🤖 AI Summary
To address insufficient high-quality data filtering in large language model pretraining, this paper proposes a flexible and scalable multi-signal fusion framework for data quality assessment. The method introduces two novel mechanisms: (i) “multi-signal alignment,” which maps heterogeneous quality scores into a unified embedding space to ensure consistency across diverse signals; and (ii) “orthogonality-aware progressive selection,” which enforces orthogonality constraints to preserve signal complementarity and employs multi-rater weighted ensemble scoring to enhance robustness. Designed for computational efficiency, the framework improves both comprehensiveness of quality evaluation and dynamic adaptability in data selection. Experiments on the SlimPajama dataset demonstrate an average 2.9% improvement in downstream task performance and over 50% reduction in FLOPs required to achieve comparable performance, validating its efficiency and generalizability.
📝 Abstract
Selecting high-quality data can significantly improve the pre-training efficiency of large language models (LLMs). Existing methods often rely on heuristic techniques and single quality signals, limiting their ability to comprehensively evaluate data quality. In this work, we propose FIRE, a flexible and scalable framework for integrating multiple data quality raters, which allows for a comprehensive assessment of data quality across various dimensions.

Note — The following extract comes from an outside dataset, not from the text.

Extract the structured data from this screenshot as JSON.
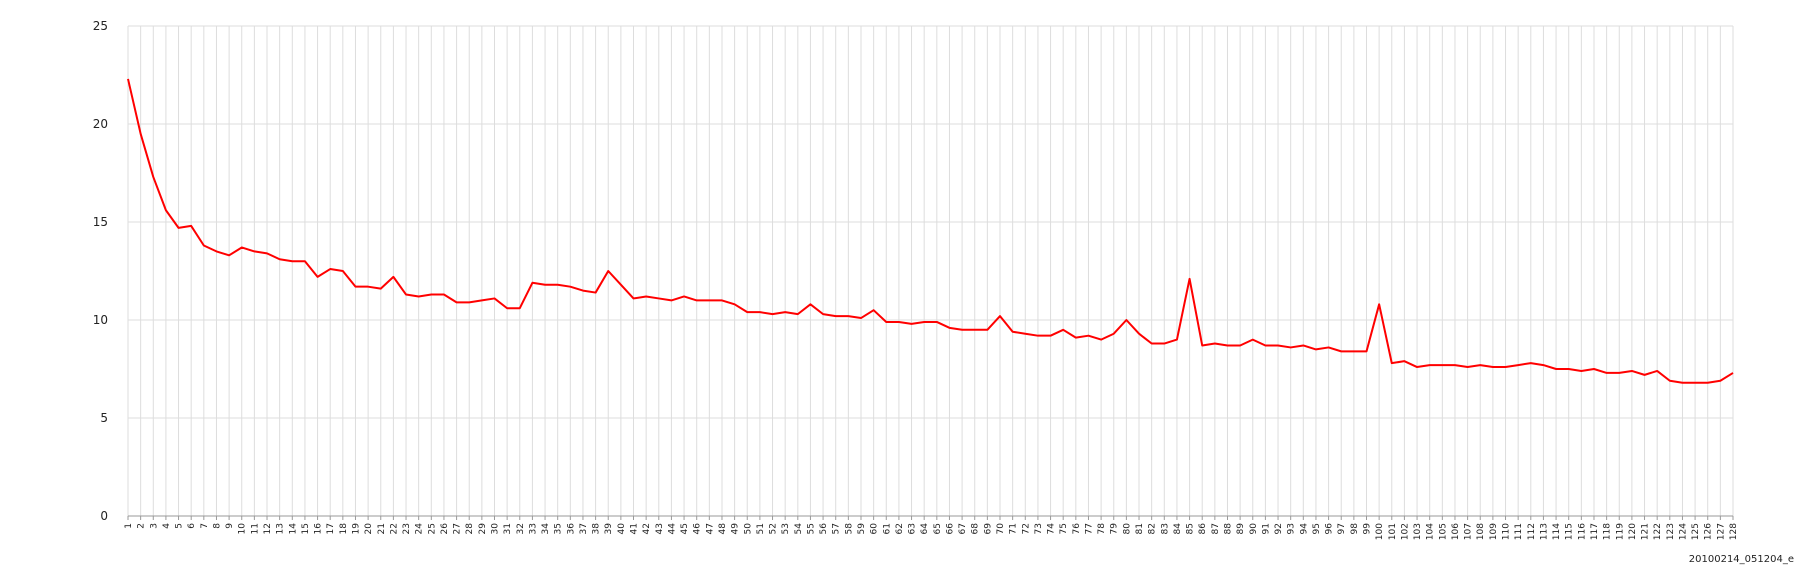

FIRE aligns multiple quality signals into a unified space, and integrates diverse data quality raters to provide a comprehensive quality signal for each data point. Further, we introduce a progressive data selection scheme based on FIRE that iteratively refines the selection of high-quality data points, balancing computational complexity with the refinement of orthogonality. Experiments on the SlimPajama dataset reveal that FIRE consistently outperforms other selection methods and significantly enhances the pre-trained model across a wide range of downstream tasks, with a 2.9% average performance boost and reducing the FLOPs necessary to achieve a certain performance level by more than half.